There were some limitations to our meta-analysis. First, the number of studies and sample size was not adequate. As a result, certain subgroup analyses, particularly by ethnicity, could not be conducted. Second, there were several HCV genotypes. However, the included studies did not provide relevant information. Therefore, we were not able to identify the association between TGFB1 915G/C polymorphism and chronic HCV infection by subgroup analysis of the HCV genotype. Pereira et al (16) reported no significant difference in the frequency of TGFB1 915G/C polymorphism according to HCV genotype distribution. Third, our meta-analysis only included published studies.

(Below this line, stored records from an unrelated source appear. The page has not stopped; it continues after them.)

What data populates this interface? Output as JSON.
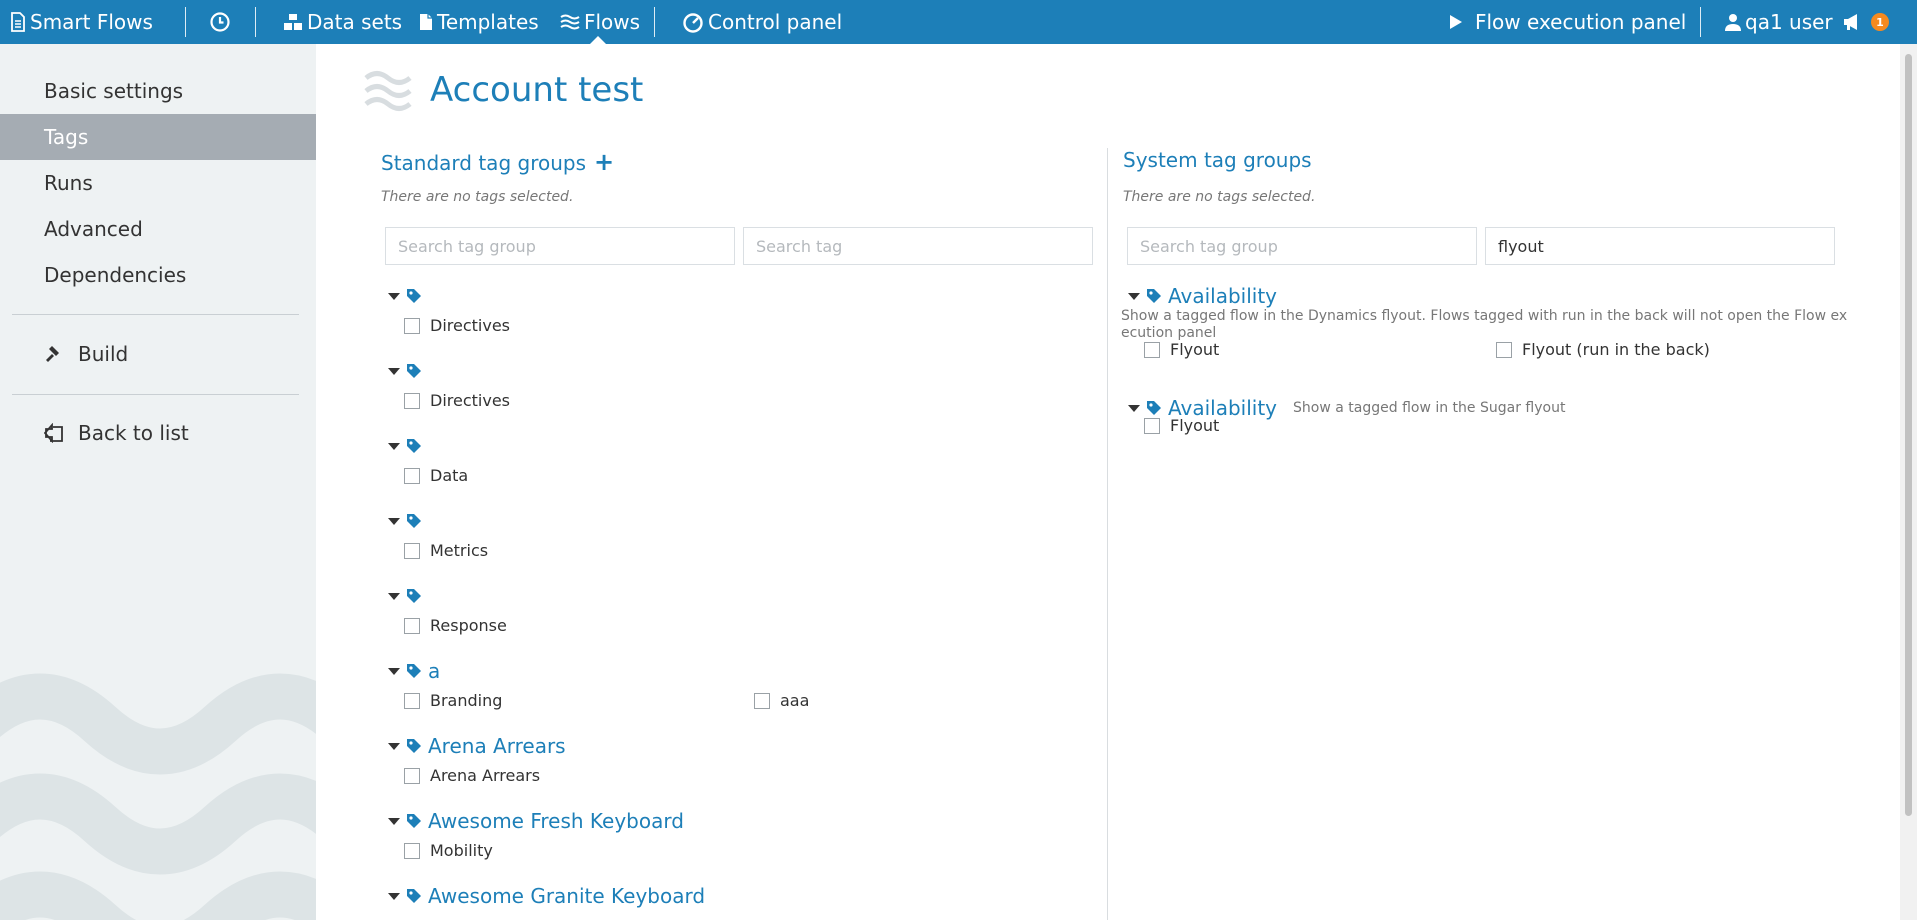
{
  "topbar": {
    "brand": "Smart Flows",
    "nav": [
      "Data sets",
      "Templates",
      "Flows",
      "Control panel"
    ],
    "flow_execution_panel": "Flow execution panel",
    "user": "qa1 user",
    "notification_count": "1"
  },
  "sidebar": {
    "items": [
      "Basic settings",
      "Tags",
      "Runs",
      "Advanced",
      "Dependencies"
    ],
    "active": "Tags",
    "build": "Build",
    "back": "Back to list"
  },
  "page": {
    "title": "Account test"
  },
  "standard": {
    "title": "Standard tag groups",
    "add_symbol": "+",
    "empty_note": "There are no tags selected.",
    "search_group_placeholder": "Search tag group",
    "search_tag_placeholder": "Search tag",
    "groups": [
      {
        "name": "",
        "tags": [
          "Directives"
        ]
      },
      {
        "name": "",
        "tags": [
          "Directives"
        ]
      },
      {
        "name": "",
        "tags": [
          "Data"
        ]
      },
      {
        "name": "",
        "tags": [
          "Metrics"
        ]
      },
      {
        "name": "",
        "tags": [
          "Response"
        ]
      },
      {
        "name": "a",
        "tags": [
          "Branding",
          "aaa"
        ]
      },
      {
        "name": "Arena Arrears",
        "tags": [
          "Arena Arrears"
        ]
      },
      {
        "name": "Awesome Fresh Keyboard",
        "tags": [
          "Mobility"
        ]
      },
      {
        "name": "Awesome Granite Keyboard",
        "tags": []
      }
    ]
  },
  "system": {
    "title": "System tag groups",
    "empty_note": "There are no tags selected.",
    "search_group_placeholder": "Search tag group",
    "search_tag_value": "flyout",
    "groups": [
      {
        "name": "Availability",
        "description": "Show a tagged flow in the Dynamics flyout. Flows tagged with run in the back will not open the Flow execution panel",
        "description_lines": [
          "Show a tagged flow in the Dynamics flyout. Flows tagged with run in the back will not open the Flow ex",
          "ecution panel"
        ],
        "tags": [
          "Flyout",
          "Flyout (run in the back)"
        ]
      },
      {
        "name": "Availability",
        "description": "Show a tagged flow in the Sugar flyout",
        "tags": [
          "Flyout"
        ]
      }
    ]
  },
  "colors": {
    "topbar_bg": "#1d7fb8",
    "accent": "#1d7fb8",
    "sidebar_bg": "#eef2f3",
    "sidebar_active_bg": "#a5acb3",
    "badge": "#f58a1f"
  },
  "icons": [
    "document-icon",
    "clock-icon",
    "datasets-icon",
    "template-icon",
    "flows-icon",
    "gauge-icon",
    "play-icon",
    "user-icon",
    "megaphone-icon",
    "hammer-icon",
    "back-icon",
    "tag-icon",
    "caret-down-icon",
    "plus-icon"
  ]
}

Therefore, publication bias may have occurred, alhough it was not identified by statistical tests.
It was previously demonstrated that TGF-β1 is associated with the progression of fibrosis in chronic HCV infection (40,41). The TGFB1 915G/C polymorphism in codon 25 was also implicated in this process (42). In the meta-analysis, some cases included in certain studies (14,18,19,21) exhibited chronic HCV infection that progressed to fibrosis. Therefore, a subgroup analysis by fibrosis was performed; however, no association was observed, although the studies causing heterogeneity (16,18) were excluded (data not shown). All the evidence confirmed the robustness of the overall conclusion.
In summary, the association of TGFB1 915G/C polymorphism with susceptibility to chronic HCV infection was not proven in this meta-analysis. However, further well-designed studies including larger sample size and providing more details are required to confirm our conclusions.